There are increasingly more and more programs available to help businesses offset their carbon emissions. Fashion brand Citizen Wolf has taken this incentive onboard and proudly makes sustainably carbon negative t-shirts. For every tshirt sold Citizen Wolf offset the CO2 emitted through New Leaf Project who are rewilding forest habitats in Tasmania. A Citizen Wolf tshirt also creates 48% CO2 emissions than a regular fashion tshirt and as they only make shirts to order, waste is completely minimised. Some brands are also offering carbon neutral shipping by offsetting these emissions, ensuring that environmental impact is considered at every stage of the product journey.
A recent trend among smaller retailers is to make products on demand after the product has been purchased. This model is a god send to the sustainable fashion effort as it results in no deadstock waste. An astonishing 2/3 of all clothing made globally every year ends up in landfill within 12 months with 30% of the clothing made by fashion retailers never expected to sell in the first place. The fast fashion industry cashes in on trend cycles that can come and go in just a few weeks before they are discarded and move on to the next thing. Made to order items can cut out this large proportion of waste that occurs before the product even leaves the retailer.
It can feel like almost every brand has some sort of sustainability promise, but how many of these are truly impactful is hard to decipher. Greenwashing is a term coined to describe when an organisation makes a claim to be environmentally conscious for marketing purposes but does little to actually deliver on these claims. One way to avoid greenwashing is by getting organisations on board to help keep you accountable. 1% For The Planet is a certification granted to businesses that donate at least 1% of overall profits to environmental causes. This is a great way to keep your business accountable, give back to a cause of your choosing and gain a reputable certification for your efforts. A similar organisation is One Tree Planted, where businesses can plant one tree for each product or service sold for one dollar. Utilising organisations such as these allow you to champion your sustainability efforts in a credible and effective way.
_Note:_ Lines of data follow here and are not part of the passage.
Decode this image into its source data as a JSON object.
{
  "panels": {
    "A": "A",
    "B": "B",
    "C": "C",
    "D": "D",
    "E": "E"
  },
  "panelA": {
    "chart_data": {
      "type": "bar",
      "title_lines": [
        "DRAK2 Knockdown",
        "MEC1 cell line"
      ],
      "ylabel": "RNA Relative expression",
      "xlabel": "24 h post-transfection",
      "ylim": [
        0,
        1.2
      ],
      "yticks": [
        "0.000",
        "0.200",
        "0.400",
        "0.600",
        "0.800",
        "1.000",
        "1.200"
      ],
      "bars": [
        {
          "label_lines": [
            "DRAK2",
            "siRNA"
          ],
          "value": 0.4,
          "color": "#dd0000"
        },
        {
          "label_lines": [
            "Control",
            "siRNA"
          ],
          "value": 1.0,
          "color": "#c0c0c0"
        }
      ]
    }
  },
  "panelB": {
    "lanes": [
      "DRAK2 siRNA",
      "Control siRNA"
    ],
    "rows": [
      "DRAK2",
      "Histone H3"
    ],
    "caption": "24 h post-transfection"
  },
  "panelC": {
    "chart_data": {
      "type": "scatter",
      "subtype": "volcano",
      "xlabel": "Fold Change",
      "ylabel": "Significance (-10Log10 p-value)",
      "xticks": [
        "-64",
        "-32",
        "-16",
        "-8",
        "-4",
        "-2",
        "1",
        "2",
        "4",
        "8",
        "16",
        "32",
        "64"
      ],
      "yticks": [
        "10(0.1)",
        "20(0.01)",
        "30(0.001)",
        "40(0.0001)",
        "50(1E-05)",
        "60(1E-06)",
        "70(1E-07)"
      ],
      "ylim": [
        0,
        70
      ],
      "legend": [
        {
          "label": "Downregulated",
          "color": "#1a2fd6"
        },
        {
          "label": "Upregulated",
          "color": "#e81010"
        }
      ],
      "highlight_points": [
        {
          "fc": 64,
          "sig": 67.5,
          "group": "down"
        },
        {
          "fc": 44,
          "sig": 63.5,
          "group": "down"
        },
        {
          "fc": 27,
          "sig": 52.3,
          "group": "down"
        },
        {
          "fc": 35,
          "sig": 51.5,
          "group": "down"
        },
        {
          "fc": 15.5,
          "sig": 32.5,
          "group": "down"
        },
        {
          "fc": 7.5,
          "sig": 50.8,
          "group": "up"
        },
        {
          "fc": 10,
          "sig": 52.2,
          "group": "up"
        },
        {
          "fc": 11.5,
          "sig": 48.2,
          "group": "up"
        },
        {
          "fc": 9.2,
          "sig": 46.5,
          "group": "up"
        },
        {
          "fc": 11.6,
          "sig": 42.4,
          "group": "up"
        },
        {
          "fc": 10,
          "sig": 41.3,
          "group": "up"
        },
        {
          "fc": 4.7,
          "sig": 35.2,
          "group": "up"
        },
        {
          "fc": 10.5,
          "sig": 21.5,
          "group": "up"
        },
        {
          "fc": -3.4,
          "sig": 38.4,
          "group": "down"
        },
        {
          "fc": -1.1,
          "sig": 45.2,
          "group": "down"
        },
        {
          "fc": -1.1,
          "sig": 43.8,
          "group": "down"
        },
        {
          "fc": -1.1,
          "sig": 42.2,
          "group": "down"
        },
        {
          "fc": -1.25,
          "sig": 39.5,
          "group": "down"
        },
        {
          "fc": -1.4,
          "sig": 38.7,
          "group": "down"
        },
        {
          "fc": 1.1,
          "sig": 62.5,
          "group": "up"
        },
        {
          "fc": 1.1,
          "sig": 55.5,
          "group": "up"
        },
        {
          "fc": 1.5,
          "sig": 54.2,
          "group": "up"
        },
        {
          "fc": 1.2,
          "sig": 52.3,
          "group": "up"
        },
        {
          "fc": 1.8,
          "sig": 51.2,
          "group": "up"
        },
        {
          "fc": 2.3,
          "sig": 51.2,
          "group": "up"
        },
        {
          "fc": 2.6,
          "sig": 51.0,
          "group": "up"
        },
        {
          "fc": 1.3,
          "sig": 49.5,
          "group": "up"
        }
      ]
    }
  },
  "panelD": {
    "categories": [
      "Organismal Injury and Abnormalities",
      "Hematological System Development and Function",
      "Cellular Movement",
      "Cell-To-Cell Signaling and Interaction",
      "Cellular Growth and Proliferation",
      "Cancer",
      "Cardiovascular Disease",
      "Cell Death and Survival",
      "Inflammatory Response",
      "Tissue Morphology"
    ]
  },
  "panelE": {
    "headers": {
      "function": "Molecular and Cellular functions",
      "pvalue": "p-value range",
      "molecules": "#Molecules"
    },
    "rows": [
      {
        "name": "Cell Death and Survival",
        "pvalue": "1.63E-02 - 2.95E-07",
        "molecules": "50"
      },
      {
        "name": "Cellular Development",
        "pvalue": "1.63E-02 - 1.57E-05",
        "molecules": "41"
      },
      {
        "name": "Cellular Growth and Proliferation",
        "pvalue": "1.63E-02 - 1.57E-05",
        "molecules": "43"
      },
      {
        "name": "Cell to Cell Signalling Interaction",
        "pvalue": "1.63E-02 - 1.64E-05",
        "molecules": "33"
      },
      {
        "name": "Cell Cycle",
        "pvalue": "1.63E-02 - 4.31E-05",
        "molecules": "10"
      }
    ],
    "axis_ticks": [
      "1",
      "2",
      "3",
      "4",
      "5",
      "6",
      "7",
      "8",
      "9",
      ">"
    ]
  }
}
Sustainability should no longer be an afterthought but rather the benchmark that all brand decisions are built from, and consumer expectations are reflective of this.
To create a solid following with unshakeable loyalty, brands need to leverage every opportunity they can to showcase their engagement with the big problems that matter to consumers most, and the climate crisis is a big part of that. The sustainable fashion market is predicted to reach $9.81 billion by 2025 and $15.17 billion in 2030 as consumers look to put their dollar where their conscience is (source). Any of the above is a great place to start but should not be undertaken in solidarity but rather as a step towards an overarching conscious fueled foundation.